Ham here. To my understanding, this only works with quantum computing. It may take a while before this trickles down to the amateur radio community.


Imagine having access to this instead of your regular software-defined radio.

Now I suppose this device is only able to passively listen to a signal but it cannot transmit on its own, right?


Technically you would have a software defined radio with this as an antenna, and a wideband LNA. /pedantic


Got to appreciate the usage of Lego in that image.


This seems like it could be useful for UWB communications or a very precise radar. Is it easy to generate an EM impulse with similar bandwidth? I guess the difficulty is to do all signal processing in the optical domain, since it's impractical to digitize all of that spectrum.

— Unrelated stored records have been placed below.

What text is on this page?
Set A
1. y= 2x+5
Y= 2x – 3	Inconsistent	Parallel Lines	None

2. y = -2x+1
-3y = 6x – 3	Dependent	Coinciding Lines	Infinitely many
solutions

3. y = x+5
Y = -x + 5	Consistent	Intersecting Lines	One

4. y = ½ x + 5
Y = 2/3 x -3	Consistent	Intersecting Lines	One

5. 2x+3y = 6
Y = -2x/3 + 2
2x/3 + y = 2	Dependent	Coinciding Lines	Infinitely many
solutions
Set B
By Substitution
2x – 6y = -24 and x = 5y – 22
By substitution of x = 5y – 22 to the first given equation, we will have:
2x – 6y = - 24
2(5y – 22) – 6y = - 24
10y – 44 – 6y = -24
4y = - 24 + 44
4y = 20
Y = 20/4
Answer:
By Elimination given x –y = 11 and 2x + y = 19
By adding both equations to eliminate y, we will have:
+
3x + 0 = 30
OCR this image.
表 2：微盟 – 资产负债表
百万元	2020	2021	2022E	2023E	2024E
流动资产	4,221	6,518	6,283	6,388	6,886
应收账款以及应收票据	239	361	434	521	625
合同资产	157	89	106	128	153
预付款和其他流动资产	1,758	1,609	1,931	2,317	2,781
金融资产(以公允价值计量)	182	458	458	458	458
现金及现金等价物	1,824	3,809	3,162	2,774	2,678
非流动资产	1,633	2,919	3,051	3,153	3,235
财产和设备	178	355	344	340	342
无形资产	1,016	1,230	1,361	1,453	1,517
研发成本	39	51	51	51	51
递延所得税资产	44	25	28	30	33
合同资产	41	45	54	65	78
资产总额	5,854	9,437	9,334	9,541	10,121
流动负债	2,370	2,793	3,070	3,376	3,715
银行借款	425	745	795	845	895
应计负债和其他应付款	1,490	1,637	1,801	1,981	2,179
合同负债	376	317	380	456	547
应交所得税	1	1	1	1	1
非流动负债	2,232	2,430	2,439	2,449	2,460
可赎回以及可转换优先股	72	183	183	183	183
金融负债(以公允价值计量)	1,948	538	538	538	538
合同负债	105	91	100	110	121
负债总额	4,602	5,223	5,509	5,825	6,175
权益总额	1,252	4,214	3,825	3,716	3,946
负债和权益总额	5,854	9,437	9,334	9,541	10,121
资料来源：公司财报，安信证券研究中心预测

Would this be applicable to SETI?


No. Any signal that reach here from other star system will be too faint, and you need a huge antena to recollect enough power to detect the signal over the noise. The discovery is very overhyped in the press article (as usual).

Also, the detector is small, but it need to be cooled to very low temperatures, so the whole system will be not as small as the article describe.


A simple dish or antenna can collect the signal. Size it to your purpose. A sensor is just the last step of what you do with that signal.

Think of putting your smart phone camera up to a telescope eyepiece.


Antenna geometry restricts the effective frequency range.


Where did "cooled to very low temperatures" come from? The Army article said it was done at room temperature: https://www.army.mil/article/212935


For radio astronomy purposes, the signal is so weak that thermal noise in the detector is always an issue.


Sounds like a key component we would need to make a real tricorder.


rydberg atoms? why they dont tellyou the exact element


The exact element does not actually matter here.

What matters is that the atoms in question have some of their electrons in ridiculously highly excited orbitals. This dramatically changes how the system works, and in fact if you have one highly excited electron and many tighly bound core electrons, you can approximate the system by modeling it as hydrogen, regardless of what element it actually is, due to how well the core electrons shield the outer electron from the core.


> approximate the system by modeling it as hydrogen, regardless of what element it actually is

That's fascinating. I found corresponding statements in a Wikipedia article:

> Rydberg atoms have a number of peculiar properties including an exaggerated response to electric and magnetic fields, long decay periods and electron wavefunctions that approximate, under some conditions, classical orbits of electrons about the nuclei.

> The core electrons shield the outer electron from the electric field of the nucleus such that, from a distance, the electric potential looks identical to that experienced by the electron in a hydrogen atom.


Neat! Sounds energy intensive though.


It's noted that the sensors would be "very small". Doesn't size translate to energy efficiency?